Economists reading this article are probably smiling by now because this is, of course, an example of a market-based system for allocating parking spaces. Market solutions for environmental problems have been around for some time, and have been more or less popular depending on the prevailing political winds. They are currently in vogue, with debt-for-nature efforts to save rainforests, water marketing, and discussion of a "cap-and-trade" system for managing carbon dioxide emissions in California and among a number of states. Here at the Coastal Conservancy we are increasingly interested in using some market approaches to help conserve California's fisheries.

It's no secret that our oceans and the fish that live in them are in deep trouble. The newspapers are filled with gloomy predictions, and this issue of Coast & Ocean features an article on shifting baselines, the notion that our basic ideas about plenty and scarcity are warped by our lack of historical knowledge. As an industry, commercial fishing is a classic example of the "tragedy of the commons." Individual fishermen have every incentive--including, until recently, some created by government action--to catch as many fish as they can as fast as they can, and beat the other guy to market. This is often called the "race to fish," which depletes stocks early in the season, depresses prices, and benefits nobody but the processors.
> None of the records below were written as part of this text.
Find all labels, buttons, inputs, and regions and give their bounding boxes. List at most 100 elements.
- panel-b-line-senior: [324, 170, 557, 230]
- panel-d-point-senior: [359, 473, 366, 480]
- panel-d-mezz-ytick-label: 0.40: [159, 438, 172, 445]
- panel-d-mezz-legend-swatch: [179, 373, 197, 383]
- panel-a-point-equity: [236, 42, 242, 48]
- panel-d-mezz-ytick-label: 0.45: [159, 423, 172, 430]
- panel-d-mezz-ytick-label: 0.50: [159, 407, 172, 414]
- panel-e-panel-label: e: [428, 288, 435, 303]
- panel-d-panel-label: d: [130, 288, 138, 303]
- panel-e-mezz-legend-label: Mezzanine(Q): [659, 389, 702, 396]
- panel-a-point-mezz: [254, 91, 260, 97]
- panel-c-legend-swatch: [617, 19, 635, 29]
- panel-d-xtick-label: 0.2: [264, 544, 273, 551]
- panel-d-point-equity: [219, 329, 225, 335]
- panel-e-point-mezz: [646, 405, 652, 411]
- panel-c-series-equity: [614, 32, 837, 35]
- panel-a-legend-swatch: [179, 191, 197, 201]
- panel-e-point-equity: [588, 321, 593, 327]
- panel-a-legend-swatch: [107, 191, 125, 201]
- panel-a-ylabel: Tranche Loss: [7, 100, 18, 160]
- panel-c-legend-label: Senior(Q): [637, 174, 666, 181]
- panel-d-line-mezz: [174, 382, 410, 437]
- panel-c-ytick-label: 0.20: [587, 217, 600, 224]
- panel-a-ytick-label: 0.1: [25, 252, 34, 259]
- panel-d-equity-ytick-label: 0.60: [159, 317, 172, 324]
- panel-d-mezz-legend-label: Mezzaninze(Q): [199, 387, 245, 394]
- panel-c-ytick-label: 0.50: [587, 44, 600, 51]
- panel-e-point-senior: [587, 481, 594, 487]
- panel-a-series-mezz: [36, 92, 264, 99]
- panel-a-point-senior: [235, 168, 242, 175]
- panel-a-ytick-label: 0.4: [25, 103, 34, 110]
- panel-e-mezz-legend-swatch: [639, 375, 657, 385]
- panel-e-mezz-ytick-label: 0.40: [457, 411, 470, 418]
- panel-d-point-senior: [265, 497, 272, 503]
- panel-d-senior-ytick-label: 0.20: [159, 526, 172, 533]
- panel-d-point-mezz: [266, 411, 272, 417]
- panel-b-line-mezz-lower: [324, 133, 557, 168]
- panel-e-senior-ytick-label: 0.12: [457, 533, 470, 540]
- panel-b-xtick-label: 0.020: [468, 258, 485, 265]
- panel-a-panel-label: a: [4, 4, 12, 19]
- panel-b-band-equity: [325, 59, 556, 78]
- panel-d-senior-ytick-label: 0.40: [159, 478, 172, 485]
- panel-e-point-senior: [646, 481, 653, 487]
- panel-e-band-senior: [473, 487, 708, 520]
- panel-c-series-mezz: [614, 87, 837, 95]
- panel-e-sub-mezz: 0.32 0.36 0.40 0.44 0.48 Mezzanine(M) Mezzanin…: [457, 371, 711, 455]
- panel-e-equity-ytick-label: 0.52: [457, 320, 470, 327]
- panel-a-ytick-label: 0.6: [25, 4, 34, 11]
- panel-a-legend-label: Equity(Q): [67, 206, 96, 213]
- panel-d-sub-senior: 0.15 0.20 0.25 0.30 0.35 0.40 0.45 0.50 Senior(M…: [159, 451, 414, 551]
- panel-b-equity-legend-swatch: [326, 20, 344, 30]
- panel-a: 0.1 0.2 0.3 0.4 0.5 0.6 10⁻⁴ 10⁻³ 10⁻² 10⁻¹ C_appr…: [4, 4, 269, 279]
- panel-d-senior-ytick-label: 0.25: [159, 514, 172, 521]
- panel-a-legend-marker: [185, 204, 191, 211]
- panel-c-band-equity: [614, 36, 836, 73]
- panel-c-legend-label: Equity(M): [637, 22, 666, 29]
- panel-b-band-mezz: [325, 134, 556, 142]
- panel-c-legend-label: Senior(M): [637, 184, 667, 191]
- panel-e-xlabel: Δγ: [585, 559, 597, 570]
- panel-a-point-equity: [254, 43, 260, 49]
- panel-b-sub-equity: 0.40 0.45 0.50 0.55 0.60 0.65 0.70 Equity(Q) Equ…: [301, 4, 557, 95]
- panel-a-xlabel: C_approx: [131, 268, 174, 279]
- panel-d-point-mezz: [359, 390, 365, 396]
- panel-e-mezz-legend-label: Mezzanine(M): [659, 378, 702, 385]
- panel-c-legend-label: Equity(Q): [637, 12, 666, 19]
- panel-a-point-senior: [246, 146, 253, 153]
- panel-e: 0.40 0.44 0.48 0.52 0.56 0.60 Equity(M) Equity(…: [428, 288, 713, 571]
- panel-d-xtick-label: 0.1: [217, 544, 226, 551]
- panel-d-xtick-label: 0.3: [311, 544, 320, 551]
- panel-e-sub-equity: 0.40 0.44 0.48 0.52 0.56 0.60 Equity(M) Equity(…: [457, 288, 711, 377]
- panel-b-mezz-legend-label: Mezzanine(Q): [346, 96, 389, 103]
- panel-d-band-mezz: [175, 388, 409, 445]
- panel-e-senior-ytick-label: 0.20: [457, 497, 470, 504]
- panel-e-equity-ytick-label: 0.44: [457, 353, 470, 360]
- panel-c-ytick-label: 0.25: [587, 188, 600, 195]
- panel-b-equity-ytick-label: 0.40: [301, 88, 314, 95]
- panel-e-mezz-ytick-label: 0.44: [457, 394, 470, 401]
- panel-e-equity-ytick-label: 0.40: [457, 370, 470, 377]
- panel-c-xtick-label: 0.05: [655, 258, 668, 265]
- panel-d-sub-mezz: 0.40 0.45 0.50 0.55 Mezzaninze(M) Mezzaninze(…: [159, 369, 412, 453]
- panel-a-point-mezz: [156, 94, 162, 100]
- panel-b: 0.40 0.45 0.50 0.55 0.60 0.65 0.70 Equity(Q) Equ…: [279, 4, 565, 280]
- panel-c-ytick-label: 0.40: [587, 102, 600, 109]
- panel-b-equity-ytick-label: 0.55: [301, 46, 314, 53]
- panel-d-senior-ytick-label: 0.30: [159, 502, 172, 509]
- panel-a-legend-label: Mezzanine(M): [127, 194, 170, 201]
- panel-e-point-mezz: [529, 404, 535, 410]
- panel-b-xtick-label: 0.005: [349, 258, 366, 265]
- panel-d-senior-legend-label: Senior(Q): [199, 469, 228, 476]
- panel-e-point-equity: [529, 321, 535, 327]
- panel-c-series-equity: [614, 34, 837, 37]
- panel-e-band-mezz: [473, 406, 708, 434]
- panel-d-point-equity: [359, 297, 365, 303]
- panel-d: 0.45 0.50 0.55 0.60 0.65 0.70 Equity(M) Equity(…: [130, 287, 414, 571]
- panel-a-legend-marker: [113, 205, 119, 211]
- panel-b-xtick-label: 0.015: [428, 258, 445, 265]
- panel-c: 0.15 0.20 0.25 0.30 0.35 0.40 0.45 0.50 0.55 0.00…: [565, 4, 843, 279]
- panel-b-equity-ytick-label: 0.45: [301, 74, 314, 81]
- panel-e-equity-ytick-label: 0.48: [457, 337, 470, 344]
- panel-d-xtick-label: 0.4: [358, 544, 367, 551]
Market solutions to overfishing usually include some kind of dedication of fishing privileges. That is, each individual fisherman gets a "share" in the fishery, a proportion of the total amount of fish that can be caught in a year. The total amount is calculated to meet a goal of biological sustainability. In this scenario there is no race. Fishermen can wait for a good market price to fish and, in one of the world's most dangerous professions, they can stay in port during storms. This also gives an incentive to practice conservation, since if the fishery grows as a whole, each share of it becomes more valuable.

It sounds simple, but of course it is complicated to set up. Like the BART converting to paid parking, changing a fishery from open access to shares is difficult and requires many tedious and contentious meetings. Nevertheless, at the Coastal Conservancy we are quite interested in this transition. As many of our readers know, we are the staff to the Ocean Protection Council (http://resources.ca.gov/copc/), a new multiagency, cabinet-level part of state government charged with coordinating state policy for oceans and finding innovative solutions to ocean problems. The Council is interested in new thinking to reform California's fisheries, and is considering establishing a sustainable-fishery fund to help capitalize change.

I served on the California Fish and Game Commission for five years, and became very familiar with the good, the bad, and the ugly of how we currently regulate our fisheries. Most of that time we were coping with decline, and had to deliver a lot of bad news to our hardworking fishermen and women. I hope that the injection of some market mechanisms into the current situation will help reverse the downward spiral of fewer fish, tighter regulations, and less fishing. We certainly need to try something new, and if it helps get me a space at the BART parking lot tomorrow morning, how bad can the market be?

Sam Schuchat is the executive officer of the Coastal Conservancy.